South Dakota

Broz v. Cellular Information Systems, Inc. in South Dakota Law

How Broz v. Cellular Information Systems, Inc. applies in South Dakota: state-specific rules, key cases, and bar exam notes for Corporations (Fiduciary Duty/Duty of Loyalty).

State Approach

South Dakota law recognizes the fiduciary duty of loyalty that corporate officers and directors owe to the corporation and its shareholders, paralleling principles set out in Broz v. Cellular Information Systems, Inc. The duty encompasses avoiding self-dealing and ensuring that corporate opportunities are not usurped for personal gain.

State Rule
In South Dakota, the duty of loyalty mandates that corporate fiduciaries must act in good faith and in the best interests of the corporation, refraining from competing with the corporation or exploiting its opportunities.
Significant State Cases

Eckrich v. Ralston Purina Co.

The court held that directors must disclose any conflicts of interest and may not take personal advantage of corporate opportunities without the approval of shareholders.

Petrie v. Tully

Directors were found liable for breaching their duty of loyalty by diverting business opportunities from the corporation to themselves.

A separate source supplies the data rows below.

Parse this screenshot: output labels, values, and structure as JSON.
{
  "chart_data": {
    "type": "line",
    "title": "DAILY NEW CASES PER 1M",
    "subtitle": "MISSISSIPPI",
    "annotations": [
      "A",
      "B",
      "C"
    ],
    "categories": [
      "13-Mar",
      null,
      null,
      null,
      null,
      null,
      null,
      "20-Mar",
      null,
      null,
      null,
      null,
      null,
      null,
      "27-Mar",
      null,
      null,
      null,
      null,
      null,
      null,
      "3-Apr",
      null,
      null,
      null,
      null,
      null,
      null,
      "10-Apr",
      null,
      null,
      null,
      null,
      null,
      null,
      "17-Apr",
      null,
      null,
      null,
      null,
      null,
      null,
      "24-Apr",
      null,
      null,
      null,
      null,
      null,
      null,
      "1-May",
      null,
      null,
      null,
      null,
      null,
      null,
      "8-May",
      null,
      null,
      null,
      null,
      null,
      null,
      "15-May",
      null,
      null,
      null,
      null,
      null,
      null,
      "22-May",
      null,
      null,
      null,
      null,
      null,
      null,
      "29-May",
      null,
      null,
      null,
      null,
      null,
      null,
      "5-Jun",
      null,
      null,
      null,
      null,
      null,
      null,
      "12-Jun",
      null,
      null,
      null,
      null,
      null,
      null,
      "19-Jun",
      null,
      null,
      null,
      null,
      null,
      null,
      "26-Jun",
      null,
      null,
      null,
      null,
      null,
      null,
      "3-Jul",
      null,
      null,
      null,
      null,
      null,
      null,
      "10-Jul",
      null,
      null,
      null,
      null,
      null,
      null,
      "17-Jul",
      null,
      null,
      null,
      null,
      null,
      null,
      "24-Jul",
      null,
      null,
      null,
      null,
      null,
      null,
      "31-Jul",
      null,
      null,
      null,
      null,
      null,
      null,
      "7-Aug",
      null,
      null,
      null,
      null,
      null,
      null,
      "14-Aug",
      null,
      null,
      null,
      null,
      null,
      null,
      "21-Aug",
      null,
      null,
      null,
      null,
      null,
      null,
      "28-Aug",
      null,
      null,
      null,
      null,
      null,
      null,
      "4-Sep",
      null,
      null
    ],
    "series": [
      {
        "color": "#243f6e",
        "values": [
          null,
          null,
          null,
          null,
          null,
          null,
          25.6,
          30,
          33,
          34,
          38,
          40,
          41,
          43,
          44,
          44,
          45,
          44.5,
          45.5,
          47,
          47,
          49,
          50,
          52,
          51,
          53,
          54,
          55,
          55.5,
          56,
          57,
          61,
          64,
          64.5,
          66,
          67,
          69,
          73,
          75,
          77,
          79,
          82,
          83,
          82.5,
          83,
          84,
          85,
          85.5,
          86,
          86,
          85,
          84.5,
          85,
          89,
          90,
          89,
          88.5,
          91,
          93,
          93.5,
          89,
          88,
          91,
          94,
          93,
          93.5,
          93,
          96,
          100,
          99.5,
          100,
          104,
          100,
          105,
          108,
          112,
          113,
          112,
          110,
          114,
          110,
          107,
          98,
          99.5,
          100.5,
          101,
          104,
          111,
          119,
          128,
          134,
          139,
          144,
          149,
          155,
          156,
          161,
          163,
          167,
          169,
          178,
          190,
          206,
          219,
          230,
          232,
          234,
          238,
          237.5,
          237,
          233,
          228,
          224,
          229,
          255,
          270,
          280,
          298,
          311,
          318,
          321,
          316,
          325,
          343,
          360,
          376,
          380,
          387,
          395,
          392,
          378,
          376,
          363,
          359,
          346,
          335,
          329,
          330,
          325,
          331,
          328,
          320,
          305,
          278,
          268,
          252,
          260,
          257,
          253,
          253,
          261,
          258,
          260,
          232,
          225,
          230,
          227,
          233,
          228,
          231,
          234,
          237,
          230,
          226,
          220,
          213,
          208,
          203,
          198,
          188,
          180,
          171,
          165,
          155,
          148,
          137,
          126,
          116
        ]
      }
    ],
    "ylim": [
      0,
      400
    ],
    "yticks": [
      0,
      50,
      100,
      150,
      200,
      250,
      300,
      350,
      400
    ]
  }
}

In re: Whetstone v. Henzlik

The court emphasized that the ideal of loyalty requires corporate fiduciaries to consider the interests of the corporation above personal interests.

Comparison to Federal Law

South Dakota's approach mirrors the federal standard of fiduciary duty as derived from cases like Broz, emphasizing loyalty and good faith. However, South Dakota courts place a particular emphasis on the specific disclosure requirements that directors must meet to avoid conflicts of interest.

Bar Exam Note

Questions on fiduciary duty and duty of loyalty, as influenced by Broz v. Cellular Information Systems, Inc., are likely to arise on the South Dakota bar exam, particularly regarding directors' obligations and self-dealing scenarios.

Practice Pointers
  • Always assess potential conflicts of interest when serving as a director or officer.
  • Document any disclosures made to shareholders regarding conflicts as these can be crucial in proving compliance with duty of loyalty.
  • Consider approving corporate opportunities through formal board resolutions to mitigate liability risks.